The VOSI availability is a single XML-document at the URL /availability relative to the root resource.

The general rules for VOSI availability are defined by IVOA’s VOSI standard.

Registration

The application should be registered in the VAMDC registry. This makes it visible to generic UIs such as the VAMDC portal.

If registered, the registration-document type must be {http://www.ivoa.net/xml/VOResource/v1.0}Service as defined in the IVOA standard for registration. The registration must include the capability data taken from the VOSI-capabilities resource of the application, as detailed above.

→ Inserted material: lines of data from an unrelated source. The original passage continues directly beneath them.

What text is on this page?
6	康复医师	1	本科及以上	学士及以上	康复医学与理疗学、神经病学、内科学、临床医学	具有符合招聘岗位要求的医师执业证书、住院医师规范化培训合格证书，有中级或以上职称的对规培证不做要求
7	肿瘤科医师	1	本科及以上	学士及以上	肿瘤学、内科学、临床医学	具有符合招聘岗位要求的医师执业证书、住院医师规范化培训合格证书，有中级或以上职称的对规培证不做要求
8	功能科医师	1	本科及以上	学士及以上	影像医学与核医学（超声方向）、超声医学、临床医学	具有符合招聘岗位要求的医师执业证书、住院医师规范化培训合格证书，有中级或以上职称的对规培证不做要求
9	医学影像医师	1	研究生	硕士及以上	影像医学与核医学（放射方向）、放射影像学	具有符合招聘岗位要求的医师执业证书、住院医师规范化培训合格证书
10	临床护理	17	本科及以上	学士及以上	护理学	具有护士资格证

Generic UIs will typically present users with a list of XSAMS processor web services. The title element of the application’s registration-document should be suitable to distinguish the application in such a list: it should state explicitly but tersely what the application does. More detailed description may be provided within the Description element of Contents block. This description may be presented to the end user before he submits XSAMS documents to the processor service.

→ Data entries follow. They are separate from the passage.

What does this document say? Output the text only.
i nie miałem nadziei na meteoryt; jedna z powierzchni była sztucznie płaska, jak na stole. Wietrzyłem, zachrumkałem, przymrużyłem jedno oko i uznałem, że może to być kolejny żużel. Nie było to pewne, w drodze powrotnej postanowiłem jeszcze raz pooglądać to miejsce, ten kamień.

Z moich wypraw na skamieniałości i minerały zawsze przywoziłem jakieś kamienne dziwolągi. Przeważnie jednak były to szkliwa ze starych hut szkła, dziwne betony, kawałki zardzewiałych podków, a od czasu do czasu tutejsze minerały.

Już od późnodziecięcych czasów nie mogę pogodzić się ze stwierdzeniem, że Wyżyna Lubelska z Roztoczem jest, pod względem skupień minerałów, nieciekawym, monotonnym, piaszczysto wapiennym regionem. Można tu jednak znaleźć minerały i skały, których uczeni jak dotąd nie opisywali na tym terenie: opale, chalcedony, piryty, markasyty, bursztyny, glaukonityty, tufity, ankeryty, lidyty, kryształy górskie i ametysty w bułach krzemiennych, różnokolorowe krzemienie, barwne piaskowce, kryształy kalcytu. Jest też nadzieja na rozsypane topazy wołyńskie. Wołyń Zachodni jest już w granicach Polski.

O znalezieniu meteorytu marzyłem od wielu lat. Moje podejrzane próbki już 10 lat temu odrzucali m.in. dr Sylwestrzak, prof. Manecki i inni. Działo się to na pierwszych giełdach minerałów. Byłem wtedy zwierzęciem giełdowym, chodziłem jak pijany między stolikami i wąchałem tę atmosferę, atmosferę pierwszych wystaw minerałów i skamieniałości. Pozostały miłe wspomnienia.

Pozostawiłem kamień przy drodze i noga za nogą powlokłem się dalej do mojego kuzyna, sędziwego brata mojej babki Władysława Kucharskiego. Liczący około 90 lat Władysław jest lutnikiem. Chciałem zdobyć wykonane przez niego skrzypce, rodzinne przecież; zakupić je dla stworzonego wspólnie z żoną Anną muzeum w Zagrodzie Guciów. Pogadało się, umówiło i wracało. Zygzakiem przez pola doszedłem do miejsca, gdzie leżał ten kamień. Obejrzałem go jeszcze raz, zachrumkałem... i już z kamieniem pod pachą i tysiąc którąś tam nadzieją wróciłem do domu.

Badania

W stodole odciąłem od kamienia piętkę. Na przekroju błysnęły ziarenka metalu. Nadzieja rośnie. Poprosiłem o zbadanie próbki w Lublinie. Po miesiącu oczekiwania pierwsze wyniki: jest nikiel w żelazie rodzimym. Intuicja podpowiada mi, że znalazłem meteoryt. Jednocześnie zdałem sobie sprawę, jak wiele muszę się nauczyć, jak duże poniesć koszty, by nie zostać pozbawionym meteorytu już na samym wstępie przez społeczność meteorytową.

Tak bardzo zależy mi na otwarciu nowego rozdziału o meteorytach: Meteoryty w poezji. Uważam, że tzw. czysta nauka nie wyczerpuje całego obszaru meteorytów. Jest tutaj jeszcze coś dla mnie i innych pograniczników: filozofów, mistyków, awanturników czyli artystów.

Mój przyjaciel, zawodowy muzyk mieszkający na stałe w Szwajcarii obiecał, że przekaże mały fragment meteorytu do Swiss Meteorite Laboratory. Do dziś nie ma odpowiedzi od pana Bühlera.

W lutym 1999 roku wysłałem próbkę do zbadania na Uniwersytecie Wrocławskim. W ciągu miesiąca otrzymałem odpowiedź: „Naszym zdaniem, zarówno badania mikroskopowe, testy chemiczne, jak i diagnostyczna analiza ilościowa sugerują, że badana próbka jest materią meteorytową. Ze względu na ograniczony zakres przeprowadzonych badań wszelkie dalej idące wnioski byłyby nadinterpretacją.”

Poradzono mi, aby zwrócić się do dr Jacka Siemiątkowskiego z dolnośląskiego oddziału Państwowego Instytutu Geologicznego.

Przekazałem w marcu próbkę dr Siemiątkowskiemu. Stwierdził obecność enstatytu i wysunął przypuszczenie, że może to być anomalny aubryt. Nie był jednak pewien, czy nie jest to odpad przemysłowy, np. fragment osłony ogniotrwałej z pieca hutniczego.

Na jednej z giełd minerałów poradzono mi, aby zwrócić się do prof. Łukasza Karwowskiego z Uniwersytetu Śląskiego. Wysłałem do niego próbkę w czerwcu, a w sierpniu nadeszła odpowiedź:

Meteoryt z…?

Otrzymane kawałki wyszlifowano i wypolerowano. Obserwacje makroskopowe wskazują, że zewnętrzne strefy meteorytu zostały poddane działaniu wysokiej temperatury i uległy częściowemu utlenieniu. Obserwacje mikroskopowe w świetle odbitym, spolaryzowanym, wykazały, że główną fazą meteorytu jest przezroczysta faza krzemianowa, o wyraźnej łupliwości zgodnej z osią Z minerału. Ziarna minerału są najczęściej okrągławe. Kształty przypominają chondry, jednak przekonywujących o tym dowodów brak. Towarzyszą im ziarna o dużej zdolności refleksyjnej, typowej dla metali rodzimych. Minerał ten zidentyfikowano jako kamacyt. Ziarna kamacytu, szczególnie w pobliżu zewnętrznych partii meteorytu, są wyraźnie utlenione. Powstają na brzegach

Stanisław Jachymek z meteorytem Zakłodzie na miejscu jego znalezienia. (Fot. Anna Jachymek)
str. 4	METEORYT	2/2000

Example command-line client script

To test the operation of processor service, or to integrate an existing service into some software as a data source, the following script may be used:

#!/bin/bash
#XSAMS Processor service URL, ending with /service
PROCESSOR=$1
#URL to XSAMS document, either a VAMDC node output or just saved anywhere on internet
XSAMSURL=$2

LOCATION=`curl -v --get --data-urlencode "url=${XSAMSURL}" $PROCESSOR 2>&1 \
| grep Location: \
| sed -e 's/<\ Location:\ //g' \
| sed -e 's/[\n\r]//g'`

while curl --head --silent ${LOCATION} | grep -q 202
do
        echo  "waiting for result from ${LOCATION}" 1>&2
        sleep 1
done

curl --get --silent ${LOCATION}

The script accepts two parameters:

  • First is XSAMS Processor URL, ending with /service . May need to be quoted.
  • Second is URL to XSAMS document, either a VAMDC node output or just saved anywhere. May need to be quoted.

The downloaded processing result is sent to the standard output. This script may be integrated as an input to some scientific tool, if there exists an on-line Processor service that converts XSAMS into the format of this tool.